陈亚岭的父亲是现任彰甸县智囊委员会ZX,眼看就要退休了。他咬了咬牙,决定先去父亲住处商量对策,结合今天下午的局势,必须好好琢磨一番,定好下一步的路,不然真到了无法挽回的地步,再后悔就晚了。陈亚岭向来不是个轻易认输的人。
陈亚岭走后,第五个进来的是县委办主任张春林。他一进门就满脸堆笑,主动通报:“华书记,我是桥头镇的张春林。”
华明清心里门儿清,桥头镇是他的老家。他抬了抬手,语气平淡:“坐下说。”身子却没动,眼底掠过一丝审视:这人一进门就刻意套近乎,倒是个圆滑角色,先看看他后续的表现。
张春林凑到沙发边坐下,故作关切地说:“华书记,您这几年很少回老家了吧?”
华明清淡淡点头,没接他的话茬,直接开门见山:“春林同志,说说彰甸县的实际情况吧。”
张春林心里清楚,这个问题躲不过去,早有准备地开口:“华书记,彰甸县的情况,您想必也早有耳闻。地方派系确实强大,但也不是铁板一块,县里有三大派,相互渗透、相互倾轧。今天您在联席会议上的讲话,我听得很认真,说实话,要一下子全部铲除,难度不小,但要是集中力量打击其中一股,还是比较容易的。”
华明清微微点头,语气带着鼓励:“说说具体的。”
张春林连忙汇报:“华书记,这三股势力的根子都在议政代表和智囊委员会,常委会、县府里都有他们的代理人。要是只在常委或县府层面动他们的人,根本没用,县委县府的政令还是出不了这个大院。他们的根基太庞大了,几乎所有中层干部都是他们的人,您总不能把所有中层都换掉吧?”
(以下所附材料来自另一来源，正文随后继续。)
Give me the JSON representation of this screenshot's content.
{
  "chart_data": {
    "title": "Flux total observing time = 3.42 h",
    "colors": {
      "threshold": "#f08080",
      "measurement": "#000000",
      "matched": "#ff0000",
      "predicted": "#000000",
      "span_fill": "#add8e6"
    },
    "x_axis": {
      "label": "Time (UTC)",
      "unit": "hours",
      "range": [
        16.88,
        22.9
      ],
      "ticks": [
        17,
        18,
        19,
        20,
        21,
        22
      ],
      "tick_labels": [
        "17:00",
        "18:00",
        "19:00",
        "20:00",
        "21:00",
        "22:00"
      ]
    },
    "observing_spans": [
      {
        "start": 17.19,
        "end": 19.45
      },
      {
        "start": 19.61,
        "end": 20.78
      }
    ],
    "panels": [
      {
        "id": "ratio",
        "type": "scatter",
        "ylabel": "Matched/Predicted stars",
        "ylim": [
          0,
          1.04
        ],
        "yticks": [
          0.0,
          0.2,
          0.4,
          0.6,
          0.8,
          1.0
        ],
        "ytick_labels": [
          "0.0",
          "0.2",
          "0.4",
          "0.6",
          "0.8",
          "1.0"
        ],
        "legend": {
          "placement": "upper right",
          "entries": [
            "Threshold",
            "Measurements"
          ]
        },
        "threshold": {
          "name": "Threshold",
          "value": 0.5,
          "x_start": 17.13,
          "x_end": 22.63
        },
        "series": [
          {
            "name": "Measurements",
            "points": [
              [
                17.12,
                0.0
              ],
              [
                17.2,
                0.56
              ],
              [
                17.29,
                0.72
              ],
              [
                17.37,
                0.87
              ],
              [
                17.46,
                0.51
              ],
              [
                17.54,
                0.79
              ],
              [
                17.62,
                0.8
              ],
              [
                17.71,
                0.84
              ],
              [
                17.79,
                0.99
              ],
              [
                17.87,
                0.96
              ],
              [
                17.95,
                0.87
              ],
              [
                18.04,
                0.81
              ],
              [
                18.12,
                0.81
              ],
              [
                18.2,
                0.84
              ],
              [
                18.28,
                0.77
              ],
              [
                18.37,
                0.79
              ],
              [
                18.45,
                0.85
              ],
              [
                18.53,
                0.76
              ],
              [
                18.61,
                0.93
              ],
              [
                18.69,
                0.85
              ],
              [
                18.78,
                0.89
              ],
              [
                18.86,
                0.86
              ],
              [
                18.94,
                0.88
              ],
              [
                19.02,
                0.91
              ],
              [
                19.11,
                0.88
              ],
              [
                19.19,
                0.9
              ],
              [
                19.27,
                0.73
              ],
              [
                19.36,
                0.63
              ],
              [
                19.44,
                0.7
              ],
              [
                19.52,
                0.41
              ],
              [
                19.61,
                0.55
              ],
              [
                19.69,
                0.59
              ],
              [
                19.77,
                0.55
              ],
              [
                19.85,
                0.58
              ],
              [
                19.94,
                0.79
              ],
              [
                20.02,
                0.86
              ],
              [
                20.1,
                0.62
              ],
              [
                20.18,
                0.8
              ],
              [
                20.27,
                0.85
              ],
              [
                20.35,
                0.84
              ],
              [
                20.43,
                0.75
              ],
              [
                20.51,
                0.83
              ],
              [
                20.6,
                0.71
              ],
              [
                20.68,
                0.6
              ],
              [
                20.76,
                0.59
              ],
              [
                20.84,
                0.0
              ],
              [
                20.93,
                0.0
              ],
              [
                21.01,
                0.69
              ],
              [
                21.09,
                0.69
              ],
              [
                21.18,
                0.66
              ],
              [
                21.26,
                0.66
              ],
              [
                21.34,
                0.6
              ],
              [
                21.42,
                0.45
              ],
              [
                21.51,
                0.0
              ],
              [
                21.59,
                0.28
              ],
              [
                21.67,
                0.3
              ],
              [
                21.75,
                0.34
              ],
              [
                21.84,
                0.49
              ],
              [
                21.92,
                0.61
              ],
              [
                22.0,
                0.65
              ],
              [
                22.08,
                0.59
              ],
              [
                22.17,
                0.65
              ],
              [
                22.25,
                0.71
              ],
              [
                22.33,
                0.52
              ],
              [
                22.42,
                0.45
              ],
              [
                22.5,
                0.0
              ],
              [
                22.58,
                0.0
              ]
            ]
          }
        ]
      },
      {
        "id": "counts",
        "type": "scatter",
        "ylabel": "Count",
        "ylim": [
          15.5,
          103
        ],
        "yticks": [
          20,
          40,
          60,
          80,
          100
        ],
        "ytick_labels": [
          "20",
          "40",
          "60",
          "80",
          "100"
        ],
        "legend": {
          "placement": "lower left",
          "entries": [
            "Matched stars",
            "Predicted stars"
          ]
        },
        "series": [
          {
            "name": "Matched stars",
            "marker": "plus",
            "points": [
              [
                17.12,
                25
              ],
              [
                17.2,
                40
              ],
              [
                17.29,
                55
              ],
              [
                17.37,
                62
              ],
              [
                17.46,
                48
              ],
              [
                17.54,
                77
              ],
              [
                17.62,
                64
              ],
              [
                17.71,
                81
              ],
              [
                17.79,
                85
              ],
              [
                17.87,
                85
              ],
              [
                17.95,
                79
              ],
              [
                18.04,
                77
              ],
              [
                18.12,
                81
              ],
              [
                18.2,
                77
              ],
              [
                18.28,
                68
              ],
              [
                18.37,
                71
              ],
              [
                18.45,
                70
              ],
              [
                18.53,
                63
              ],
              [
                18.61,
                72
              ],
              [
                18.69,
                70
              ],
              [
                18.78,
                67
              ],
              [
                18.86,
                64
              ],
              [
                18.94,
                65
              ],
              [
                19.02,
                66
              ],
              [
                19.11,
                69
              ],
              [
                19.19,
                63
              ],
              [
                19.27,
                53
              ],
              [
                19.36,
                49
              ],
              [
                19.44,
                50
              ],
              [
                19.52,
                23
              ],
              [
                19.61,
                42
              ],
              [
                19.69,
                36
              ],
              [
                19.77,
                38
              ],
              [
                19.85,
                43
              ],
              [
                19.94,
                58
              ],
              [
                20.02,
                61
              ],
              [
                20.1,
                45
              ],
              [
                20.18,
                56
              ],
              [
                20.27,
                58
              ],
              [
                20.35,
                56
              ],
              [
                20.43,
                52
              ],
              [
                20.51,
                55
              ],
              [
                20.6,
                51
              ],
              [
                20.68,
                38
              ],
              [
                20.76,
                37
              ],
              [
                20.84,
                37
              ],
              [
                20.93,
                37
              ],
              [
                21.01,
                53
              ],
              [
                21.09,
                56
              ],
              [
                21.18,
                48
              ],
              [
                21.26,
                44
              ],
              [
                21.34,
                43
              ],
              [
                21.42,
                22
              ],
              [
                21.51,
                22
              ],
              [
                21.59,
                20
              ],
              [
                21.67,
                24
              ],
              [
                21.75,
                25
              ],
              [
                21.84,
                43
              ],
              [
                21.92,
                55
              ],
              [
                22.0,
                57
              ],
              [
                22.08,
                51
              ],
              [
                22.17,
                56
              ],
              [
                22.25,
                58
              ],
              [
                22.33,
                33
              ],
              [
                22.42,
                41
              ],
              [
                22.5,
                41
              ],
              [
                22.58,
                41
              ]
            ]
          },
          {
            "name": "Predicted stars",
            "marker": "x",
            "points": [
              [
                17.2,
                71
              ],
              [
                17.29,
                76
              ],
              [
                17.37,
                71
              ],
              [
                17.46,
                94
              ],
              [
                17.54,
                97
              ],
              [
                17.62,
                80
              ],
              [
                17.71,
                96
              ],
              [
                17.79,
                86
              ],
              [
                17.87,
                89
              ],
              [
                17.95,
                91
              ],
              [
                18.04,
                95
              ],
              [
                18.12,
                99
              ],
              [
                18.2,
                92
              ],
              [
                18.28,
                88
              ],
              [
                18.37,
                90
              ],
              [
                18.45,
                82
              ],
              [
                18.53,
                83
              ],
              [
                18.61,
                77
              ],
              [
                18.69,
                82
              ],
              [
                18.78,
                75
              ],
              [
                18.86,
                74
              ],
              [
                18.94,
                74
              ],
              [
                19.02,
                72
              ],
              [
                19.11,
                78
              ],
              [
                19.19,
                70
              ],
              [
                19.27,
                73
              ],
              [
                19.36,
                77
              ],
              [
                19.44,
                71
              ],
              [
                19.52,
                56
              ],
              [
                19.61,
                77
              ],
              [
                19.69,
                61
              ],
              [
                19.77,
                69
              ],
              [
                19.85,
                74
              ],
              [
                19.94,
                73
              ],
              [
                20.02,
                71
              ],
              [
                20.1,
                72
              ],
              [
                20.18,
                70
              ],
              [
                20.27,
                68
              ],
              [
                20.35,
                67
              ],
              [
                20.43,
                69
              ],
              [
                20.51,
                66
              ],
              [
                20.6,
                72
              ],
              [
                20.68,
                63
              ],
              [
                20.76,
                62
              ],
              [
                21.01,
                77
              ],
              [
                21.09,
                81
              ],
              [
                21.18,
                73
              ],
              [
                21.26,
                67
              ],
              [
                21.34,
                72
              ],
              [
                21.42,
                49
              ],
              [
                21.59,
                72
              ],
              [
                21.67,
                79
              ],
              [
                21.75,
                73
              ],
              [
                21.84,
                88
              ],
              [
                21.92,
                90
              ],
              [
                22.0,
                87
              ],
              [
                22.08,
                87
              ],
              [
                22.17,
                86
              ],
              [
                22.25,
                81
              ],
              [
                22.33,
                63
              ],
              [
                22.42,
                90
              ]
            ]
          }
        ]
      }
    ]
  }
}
华明清话锋一转,语气带着试探:“按你的想法,彻底整顿好彰甸县,需要几年?彰甸县的经济建设,又要等几年才能真正铺开?”
张春林心里一凛,瞬间明白,这位年轻的市委书记,铲除地方势力的决心已经定了,劝说是徒劳的。更重要的是,华明清这是在逼他站队!
他飞快地在心里盘算:华明清年纪轻轻就能坐上市委书记的位置,绝不是等闲之辈,敢对关系网错综复杂的本地派下手,要么有强硬依仗,要么已经找到了突破口。看他这架势,是要彻底清洗彰甸县的官场,说不定还真能成。要是现在投靠过去,说不定能捞个重用的机会,机不可失,时不再来!
但不试探一番,他心里又不踏实。张春林装出一脸诚恳,轻声提醒:“华书记,我得跟您说句实话,他们好像跟省议政代表的几位副主任关系不一般。您也知道,我这个县委办主任,就是个伺候人的角色,谁都不敢得罪,在他们眼里,我也算不上什么人物。我在这个位置上干了七八年,对他们的勾当知道一点,但不深、不全面。”
华明清不动声色地点点头:“随便说说,不用有顾虑。”
他把张春林的小心思看得一清二楚,心里也有了定论:这人就是个见风使舵、左右逢源的主,没什么原则立场,更谈不上人格底线。他大概不属于任何一派,把自己藏得很深,不得罪任何一方势力,这才得以在夹缝中生存下来。想到这儿,华明清不禁为这种人感到可悲。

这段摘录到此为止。